Apache Hudi enables streaming data ingestion and incremental processing by supporting upserts, deletes, and merges on large datasets. But with great flexibility comes complexity — and debugging Hudi write operations is essential for ensuring data accuracy, consistency, and performance in production.

In this guide, we’ll explore how to debug and monitor Hudi write operations, covering:

  • Timeline and commit inspection
  • Metadata validation
  • Spark logs and metrics
  • Hudi CLI tools
  • Integration with monitoring systems

Understanding Hudi’s Write Model

Hudi supports several write operations:

  • UPSERT – Update if key exists, insert if not
  • INSERT – Append-only
  • BULK_INSERT – High-throughput initial loads
  • DELETE – Remove records by key

Each write produces a commit, represented in the .hoodie/ directory as a timeline event:

  • .commit – Successful commit
  • .inflight – Ongoing write
  • .requested – Scheduled but not yet started

Monitoring these artifacts is the key to understanding Hudi’s internal state.


Step 1: Inspecting the Hudi Timeline

Every Hudi table maintains a timeline of operations under the .hoodie/ folder at the base path.

List the timeline:

ls /data/hudi/user_events/.hoodie/
20240416091523.commit
20240416093000.inflight
20240416094500.requested

Use the Hudi CLI to interactively inspect this timeline:

hudi-cli
connect --path /data/hudi/user_events
show commits
show inflights
show fsview all

This helps identify failed writes or long-running inflight commits.


Step 2: Validating Metadata and Partitions

To ensure that a write completed successfully:

  • Verify the presence of the expected .parquet or .log files
  • Check that record keys were correctly assigned
  • Use the CLI to inspect file views and partitions:
show files
desc partition <partition_path>

Additionally, query the table directly:

val df = spark.read.format("hudi").load("/data/hudi/user_events")
df.groupBy("partition_path").count().show()

Step 3: Monitoring Write Metrics

Hudi exposes runtime metrics that can be tracked using Spark or external tools like Prometheus:

Enable metrics in the write config:

.option("hoodie.metrics.on", "true")
.option("hoodie.metrics.reporter.type", "JMX")
.option("hoodie.write.status.storage.level", "WRITE_STATUS")

Key metrics:

  • Number of inserts/updates
  • Write amplification (total bytes written)
  • Error rate during write
  • Time spent in different phases (indexing, compaction, commit)

Use jconsole or Prometheus exporters to visualize trends.


Step 4: Analyzing Spark Logs and Exceptions

Since Hudi relies heavily on Spark, write operations are distributed.
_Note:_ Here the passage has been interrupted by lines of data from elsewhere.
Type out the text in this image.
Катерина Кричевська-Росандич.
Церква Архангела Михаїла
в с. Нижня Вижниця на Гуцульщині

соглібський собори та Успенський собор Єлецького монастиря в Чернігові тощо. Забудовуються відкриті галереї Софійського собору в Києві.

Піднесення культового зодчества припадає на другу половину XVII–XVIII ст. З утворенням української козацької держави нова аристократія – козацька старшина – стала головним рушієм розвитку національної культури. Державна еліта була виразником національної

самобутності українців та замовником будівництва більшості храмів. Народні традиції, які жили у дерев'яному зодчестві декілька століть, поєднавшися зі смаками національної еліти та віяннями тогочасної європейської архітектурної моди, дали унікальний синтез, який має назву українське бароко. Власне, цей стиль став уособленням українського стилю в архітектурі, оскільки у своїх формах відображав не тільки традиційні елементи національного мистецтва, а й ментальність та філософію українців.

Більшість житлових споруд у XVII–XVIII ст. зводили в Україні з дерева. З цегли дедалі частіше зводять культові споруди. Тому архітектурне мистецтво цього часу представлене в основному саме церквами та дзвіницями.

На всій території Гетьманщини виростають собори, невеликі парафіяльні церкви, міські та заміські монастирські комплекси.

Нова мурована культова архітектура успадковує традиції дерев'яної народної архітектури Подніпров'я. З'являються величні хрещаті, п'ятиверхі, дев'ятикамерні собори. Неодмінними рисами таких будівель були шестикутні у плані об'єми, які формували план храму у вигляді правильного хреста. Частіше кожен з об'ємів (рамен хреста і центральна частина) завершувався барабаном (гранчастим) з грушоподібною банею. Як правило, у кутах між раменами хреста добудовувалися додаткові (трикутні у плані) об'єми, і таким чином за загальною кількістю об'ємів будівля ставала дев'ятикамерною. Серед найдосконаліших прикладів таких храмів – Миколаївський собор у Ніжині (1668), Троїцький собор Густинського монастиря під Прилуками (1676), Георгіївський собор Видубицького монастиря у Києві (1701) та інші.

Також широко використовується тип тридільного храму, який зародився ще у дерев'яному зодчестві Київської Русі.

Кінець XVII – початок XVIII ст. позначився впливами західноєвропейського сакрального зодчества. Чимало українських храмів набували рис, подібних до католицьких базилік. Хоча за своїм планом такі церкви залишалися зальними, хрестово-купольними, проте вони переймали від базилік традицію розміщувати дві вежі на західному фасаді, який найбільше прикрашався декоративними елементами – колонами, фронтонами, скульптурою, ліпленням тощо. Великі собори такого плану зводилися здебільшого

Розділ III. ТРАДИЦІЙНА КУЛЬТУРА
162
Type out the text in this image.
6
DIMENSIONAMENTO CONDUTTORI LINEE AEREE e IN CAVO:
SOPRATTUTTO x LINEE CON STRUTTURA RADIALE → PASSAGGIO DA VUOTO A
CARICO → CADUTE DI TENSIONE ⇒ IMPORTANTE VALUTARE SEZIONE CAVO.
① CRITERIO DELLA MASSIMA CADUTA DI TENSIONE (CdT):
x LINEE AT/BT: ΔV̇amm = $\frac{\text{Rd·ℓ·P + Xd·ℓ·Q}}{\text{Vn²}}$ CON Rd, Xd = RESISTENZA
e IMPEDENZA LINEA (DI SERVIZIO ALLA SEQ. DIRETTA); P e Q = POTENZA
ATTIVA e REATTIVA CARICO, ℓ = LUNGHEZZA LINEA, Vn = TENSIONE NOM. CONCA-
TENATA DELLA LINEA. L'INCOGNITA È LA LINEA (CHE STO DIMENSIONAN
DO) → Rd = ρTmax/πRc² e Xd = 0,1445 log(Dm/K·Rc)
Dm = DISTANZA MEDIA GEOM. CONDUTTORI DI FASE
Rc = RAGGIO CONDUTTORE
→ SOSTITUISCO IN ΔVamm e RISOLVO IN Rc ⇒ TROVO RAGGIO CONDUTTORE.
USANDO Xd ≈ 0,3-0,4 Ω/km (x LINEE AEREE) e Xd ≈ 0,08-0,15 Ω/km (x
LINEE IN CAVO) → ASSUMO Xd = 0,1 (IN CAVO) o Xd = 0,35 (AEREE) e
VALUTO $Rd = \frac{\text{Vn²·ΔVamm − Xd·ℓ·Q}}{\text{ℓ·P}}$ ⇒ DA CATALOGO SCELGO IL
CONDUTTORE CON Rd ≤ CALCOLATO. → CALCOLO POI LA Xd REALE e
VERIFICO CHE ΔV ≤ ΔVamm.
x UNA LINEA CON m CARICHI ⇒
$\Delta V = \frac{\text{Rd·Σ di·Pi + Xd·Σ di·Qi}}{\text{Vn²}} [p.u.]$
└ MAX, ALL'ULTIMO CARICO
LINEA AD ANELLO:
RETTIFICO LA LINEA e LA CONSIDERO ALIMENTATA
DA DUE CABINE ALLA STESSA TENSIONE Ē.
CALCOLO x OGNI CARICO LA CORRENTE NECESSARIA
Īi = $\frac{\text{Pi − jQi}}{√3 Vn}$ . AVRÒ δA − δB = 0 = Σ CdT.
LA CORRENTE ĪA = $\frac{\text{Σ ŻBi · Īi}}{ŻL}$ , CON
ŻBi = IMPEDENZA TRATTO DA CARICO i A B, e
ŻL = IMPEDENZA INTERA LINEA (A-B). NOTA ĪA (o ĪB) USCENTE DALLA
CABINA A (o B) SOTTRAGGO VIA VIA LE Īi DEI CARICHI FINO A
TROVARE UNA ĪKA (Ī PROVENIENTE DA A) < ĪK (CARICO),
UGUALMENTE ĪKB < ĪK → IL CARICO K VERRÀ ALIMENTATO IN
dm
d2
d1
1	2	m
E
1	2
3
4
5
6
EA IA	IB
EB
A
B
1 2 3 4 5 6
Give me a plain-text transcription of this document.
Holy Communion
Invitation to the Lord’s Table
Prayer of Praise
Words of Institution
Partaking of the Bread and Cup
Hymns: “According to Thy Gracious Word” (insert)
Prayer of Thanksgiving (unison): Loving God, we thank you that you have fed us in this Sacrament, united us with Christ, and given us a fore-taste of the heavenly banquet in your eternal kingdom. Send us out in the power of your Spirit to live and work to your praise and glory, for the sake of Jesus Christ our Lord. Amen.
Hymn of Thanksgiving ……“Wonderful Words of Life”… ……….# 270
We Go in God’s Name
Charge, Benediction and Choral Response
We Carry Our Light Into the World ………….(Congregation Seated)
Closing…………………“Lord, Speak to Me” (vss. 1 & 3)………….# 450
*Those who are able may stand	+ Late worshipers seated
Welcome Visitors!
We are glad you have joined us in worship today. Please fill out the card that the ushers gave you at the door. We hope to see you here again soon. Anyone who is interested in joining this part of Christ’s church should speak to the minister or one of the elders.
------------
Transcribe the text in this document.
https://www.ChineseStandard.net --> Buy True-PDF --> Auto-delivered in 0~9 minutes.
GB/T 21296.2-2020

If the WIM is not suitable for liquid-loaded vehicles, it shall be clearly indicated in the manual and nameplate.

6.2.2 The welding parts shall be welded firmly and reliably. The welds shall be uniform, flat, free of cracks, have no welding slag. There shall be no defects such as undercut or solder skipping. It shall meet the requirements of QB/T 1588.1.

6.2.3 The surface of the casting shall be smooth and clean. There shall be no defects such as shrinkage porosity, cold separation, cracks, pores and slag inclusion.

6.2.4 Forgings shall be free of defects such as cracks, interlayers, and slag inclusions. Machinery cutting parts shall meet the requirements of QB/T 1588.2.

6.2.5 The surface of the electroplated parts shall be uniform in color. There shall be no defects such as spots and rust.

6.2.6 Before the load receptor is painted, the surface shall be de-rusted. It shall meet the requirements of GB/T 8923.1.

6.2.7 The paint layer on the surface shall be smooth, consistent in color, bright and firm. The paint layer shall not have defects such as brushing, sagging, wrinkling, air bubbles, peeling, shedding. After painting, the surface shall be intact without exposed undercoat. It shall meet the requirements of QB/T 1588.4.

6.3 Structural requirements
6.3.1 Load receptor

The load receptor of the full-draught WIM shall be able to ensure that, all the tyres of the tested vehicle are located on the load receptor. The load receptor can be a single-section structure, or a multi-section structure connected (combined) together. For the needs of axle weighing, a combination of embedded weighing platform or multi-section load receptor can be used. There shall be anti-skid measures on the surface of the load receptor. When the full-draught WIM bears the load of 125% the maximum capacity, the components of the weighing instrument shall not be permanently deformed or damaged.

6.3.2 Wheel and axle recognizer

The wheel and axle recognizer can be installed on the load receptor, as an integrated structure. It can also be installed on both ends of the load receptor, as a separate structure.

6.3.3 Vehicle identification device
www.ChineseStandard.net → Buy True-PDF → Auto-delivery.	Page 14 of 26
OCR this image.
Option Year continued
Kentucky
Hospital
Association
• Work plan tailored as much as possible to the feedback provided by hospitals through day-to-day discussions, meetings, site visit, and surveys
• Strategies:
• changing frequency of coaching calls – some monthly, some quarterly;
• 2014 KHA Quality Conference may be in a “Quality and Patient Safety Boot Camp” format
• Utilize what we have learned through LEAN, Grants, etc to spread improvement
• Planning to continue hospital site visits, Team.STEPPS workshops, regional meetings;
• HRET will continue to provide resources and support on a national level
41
Check Spark logs for:

  • Task failures (due to schema mismatches, null primary keys)
  • HoodieWriteConflictException
  • OutOfMemory errors
  • Retries or timeouts during compaction or index lookup

Set Spark log level to DEBUG:

--conf "spark.driver.extraJavaOptions=-Dlog4j.configuration=log4j-debug.properties"
--conf "spark.executor.extraJavaOptions=-Dlog4j.configuration=log4j-debug.properties"

Enable Hudi-specific logs:

log4j.logger.org.apache.hudi=DEBUG
log4j.logger.org.apache.hudi.io=DEBUG

Step 5: Validating Write Success

A successful write will:

  • Generate a .commit file in .hoodie/
  • Populate data files in the proper partition
  • Register metadata updates in Hive (if sync is enabled)
  • Include a _SUCCESS marker (optional, depending on job type)

You can validate programmatically:

val commits = spark.read.format("hudi")
.option("hoodie.datasource.query.type", "incremental")
.option("hoodie.datasource.read.begin.instanttime", "000")
.load("/data/hudi/user_events")
.select("commit_time")
.distinct()

commits.show()

Step 6: Using Hudi Metrics Dashboard

Hudi integrates with Prometheus + Grafana for centralized monitoring. Metrics include:

  • Write throughput (records/sec)
  • Compaction latency
  • Delta commit frequency
  • Failed operations

To enable:

.option("hoodie.metrics.reporter.type", "PROMETHEUS_PUSHGATEWAY")
.option("hoodie.metrics.prometheus.pushgateway.address", "<host>:9091")
.option("hoodie.metrics.prometheus.pushgateway.jobname", "hudi_write_job")

Then create Grafana dashboards based on Prometheus queries.


Step 7: Debugging Common Write Issues

Issue Resolution
Missing commit file Retry job or clean inflight commits via CLI
HoodieWriteConflictException Enable optimistic concurrency controls and check writer locks
Null record key Ensure hoodie.datasource.write.recordkey.field is properly defined
Hive sync not reflecting data Check hoodie.sync.* configs and Metastore connectivity
Compaction stuck or slow Review logs and enable async compaction

Use hudi-cli:

repair rollback --commit 20240416093000

To roll back incomplete or corrupt commits.


Conclusion

Monitoring and debugging Hudi write operations is crucial for building resilient and high-throughput data pipelines. By leveraging the timeline, inspecting metadata, enabling metrics, and using Hudi’s CLI and Spark logs, you gain full visibility into ingestion health and performance.

Whether you’re working on streaming ETL or near-real-time analytics, mastering these tools ensures consistent, observable, and production-ready data lakes with Hudi.